Qin Shi Huang olhou para o salão, para os deuses que ele desafiou e para os humanos que ele inspirou. Ele sentiu o ódio deles direcionado ao seu passado, e o amor deles protegendo seu presente.

— Hao... — sussurrou ele, embora o som fosse trêmulo. — Então... eu permito que vocês fiquem com raiva por mim. Apenas desta vez.

Hades sorriu, um sorriso sombrio e belo.

— Oh, nós faremos muito mais do que apenas ficar com raiva, meu imperador.

Naquela noite, o Valhala não celebrou batalhas ou técnicas.

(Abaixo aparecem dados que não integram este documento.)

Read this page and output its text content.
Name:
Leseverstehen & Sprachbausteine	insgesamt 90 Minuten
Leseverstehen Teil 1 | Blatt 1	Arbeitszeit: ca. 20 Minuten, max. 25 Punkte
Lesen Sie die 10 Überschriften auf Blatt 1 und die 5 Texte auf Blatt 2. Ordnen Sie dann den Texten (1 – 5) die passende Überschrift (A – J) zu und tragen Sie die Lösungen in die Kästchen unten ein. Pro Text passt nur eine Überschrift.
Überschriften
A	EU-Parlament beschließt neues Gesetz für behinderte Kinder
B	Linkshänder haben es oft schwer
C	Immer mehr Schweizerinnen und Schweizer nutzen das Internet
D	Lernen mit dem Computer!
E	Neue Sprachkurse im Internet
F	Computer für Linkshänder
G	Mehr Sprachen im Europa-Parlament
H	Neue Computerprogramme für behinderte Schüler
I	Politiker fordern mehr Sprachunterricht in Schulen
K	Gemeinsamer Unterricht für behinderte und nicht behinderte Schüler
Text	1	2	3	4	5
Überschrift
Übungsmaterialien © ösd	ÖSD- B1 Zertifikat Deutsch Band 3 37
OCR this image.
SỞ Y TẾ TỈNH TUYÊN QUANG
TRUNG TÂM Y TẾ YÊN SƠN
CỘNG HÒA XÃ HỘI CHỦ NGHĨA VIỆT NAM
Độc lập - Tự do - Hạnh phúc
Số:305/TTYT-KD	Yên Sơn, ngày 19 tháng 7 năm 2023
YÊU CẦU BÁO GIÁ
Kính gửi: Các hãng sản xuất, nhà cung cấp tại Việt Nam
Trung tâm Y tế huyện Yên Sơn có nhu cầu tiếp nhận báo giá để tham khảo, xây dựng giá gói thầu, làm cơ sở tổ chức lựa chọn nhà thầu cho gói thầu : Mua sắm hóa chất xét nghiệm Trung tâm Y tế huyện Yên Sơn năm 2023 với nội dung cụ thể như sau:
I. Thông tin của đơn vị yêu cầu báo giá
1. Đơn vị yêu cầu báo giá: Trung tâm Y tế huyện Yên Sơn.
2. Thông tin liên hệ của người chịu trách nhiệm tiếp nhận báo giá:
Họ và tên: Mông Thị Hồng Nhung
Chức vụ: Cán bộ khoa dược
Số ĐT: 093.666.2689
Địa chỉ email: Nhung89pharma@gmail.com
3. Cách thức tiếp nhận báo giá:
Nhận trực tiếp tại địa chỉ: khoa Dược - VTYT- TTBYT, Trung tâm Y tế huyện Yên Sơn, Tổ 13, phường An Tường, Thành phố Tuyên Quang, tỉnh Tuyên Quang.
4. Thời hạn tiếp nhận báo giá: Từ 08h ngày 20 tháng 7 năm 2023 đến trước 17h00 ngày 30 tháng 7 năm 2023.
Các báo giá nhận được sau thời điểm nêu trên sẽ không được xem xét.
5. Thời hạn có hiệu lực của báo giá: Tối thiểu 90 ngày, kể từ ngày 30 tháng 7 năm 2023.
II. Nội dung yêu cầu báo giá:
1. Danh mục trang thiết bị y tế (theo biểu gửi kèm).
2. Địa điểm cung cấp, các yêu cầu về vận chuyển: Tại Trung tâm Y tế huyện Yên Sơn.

Naquela noite, o submundo de Hades recebeu novas diretrizes de tortura, e o Primeiro Imperador da China dormiu sem pesadelos, protegido pelo abraço de um deus que transformou o Reino dos Mortos no único lugar onde Qin realmente se sentiu vivo e seguro. A armadura emocional de Qin ainda estava lá, mas, pela primeira vez, ele sabia que não precisava usá-la o tempo todo. Pois onde ele se sentava era o trono, mas onde Hades estava... era o seu lar.